Corn exports reached a record high of 17.6 million metric tons from December 2024 through February 2025, with Pacific Northwest terminals showing particularly strong performance. This surge in exports propelled transportation demand, especially for barge and rail services.
Barge shipments through the Mississippi River System saw a 5% increase compared to the previous year, with corn shipments for export rising 18% above the three-year average. However, soybean and wheat barged volumes fell below average. The Illinois River experienced a significant 32% increase in downbound grain shipments, while the Ohio River saw a 12% decrease.
Winter storms and high water levels posed challenges throughout the river system, causing delays and disruptions. These weather-related issues, combined with strong export demand, led to above-average spot rates for barge transportation. The average barge rate at St. Louis, Missouri, reached $16.80 per ton, 36% higher than the previous year and 10% above the three-year average.
Rail transportation faced its own set of challenges, with grain carloads slightly below average at the national level.

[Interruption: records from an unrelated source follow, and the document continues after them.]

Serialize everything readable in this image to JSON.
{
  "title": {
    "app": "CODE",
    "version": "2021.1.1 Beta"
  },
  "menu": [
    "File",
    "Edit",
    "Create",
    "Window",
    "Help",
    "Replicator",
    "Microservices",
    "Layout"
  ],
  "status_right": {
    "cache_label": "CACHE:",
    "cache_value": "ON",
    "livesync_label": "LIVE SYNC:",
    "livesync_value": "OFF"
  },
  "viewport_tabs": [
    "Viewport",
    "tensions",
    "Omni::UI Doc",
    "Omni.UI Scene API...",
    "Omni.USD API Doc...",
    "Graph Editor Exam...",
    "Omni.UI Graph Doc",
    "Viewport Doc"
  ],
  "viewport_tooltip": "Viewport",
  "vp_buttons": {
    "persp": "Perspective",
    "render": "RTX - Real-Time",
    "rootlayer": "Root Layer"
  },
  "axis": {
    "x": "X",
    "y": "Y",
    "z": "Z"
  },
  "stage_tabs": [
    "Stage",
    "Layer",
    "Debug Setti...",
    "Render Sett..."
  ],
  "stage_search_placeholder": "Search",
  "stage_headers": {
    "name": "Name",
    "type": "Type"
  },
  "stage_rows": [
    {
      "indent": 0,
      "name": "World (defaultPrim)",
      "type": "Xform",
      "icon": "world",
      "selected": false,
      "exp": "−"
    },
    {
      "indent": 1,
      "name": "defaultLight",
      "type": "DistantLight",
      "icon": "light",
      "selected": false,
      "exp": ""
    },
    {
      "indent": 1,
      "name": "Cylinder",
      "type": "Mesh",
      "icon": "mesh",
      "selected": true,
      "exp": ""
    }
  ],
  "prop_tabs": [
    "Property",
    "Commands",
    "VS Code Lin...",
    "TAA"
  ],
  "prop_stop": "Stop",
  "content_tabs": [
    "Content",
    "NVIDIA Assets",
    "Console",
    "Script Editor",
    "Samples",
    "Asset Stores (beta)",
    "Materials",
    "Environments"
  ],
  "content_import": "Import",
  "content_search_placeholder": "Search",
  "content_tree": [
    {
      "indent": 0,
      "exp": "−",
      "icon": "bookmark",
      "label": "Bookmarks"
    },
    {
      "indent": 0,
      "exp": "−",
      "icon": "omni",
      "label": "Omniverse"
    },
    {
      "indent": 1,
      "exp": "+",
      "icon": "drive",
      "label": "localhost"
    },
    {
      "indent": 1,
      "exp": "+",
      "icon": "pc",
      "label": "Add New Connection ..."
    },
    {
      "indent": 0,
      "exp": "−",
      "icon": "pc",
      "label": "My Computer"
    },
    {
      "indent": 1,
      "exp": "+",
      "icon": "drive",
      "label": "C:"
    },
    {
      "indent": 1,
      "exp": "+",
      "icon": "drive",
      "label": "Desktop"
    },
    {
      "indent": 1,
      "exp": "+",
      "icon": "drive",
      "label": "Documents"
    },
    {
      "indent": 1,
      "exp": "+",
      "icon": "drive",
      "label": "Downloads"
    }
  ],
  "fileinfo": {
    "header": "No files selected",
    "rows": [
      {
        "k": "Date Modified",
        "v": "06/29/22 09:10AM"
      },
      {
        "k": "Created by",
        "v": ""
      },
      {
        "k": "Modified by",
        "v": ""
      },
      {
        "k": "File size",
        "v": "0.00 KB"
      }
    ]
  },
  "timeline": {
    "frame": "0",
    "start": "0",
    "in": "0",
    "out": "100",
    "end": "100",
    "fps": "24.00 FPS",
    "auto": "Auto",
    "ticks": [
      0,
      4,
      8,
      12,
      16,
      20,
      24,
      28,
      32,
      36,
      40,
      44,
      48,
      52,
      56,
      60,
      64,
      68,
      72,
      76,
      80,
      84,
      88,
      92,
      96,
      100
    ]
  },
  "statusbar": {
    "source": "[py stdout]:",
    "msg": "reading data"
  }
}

Severe weather in February particularly affected BNSF Railway's Northern Transcon line, causing significant delays and service disruptions. However, rail service improved by March, with some railroads even setting new records for grain carloads.
Ocean freight rates for bulk grain shipments experienced a seasonal dip in the first quarter, influenced by ample vessel supply and low demand during global holiday periods. Rates from the U.S. Gulf to Japan averaged $46.19 per metric ton, down 21% from the four-year average. Similarly, rates from the Pacific Northwest averaged $26.89 per metric ton, 16% below the four-year average.
The ocean freight market faced additional uncertainty due to proposed fees on Chinese operators and Chinese-built vessels by the Office of the United States Trade Representative. However, recent modifications to the proposal, including a grace period and waivers for certain vessels, have somewhat eased concerns.
Diesel prices for trucking rose in the first quarter of 2025, averaging $3.63 per gallon. This represents a 10-cent increase from the previous quarter but remains 34 cents below the first quarter of 2024. The Energy Information Administration projects volatility in crude oil prices due to shifting trade policies, with diesel prices expected to average $3.44 per gallon in 2025.
Looking ahead, the U.S. Department of Agriculture forecasts continued strong exports for the three major grains in the 2024/25 marketing year. Year-to-date exports are up 18% from the previous year, indicating sustained transportation demand. Mexico remains a key buyer, accounting for 32% of total unshipped exports.
As the grain transportation sector navigates these dynamic market conditions, industry stakeholders will need to remain adaptable to weather-related challenges, policy changes, and fluctuating global demand to ensure efficient and cost-effective movement of U.S. grain to domestic and international markets.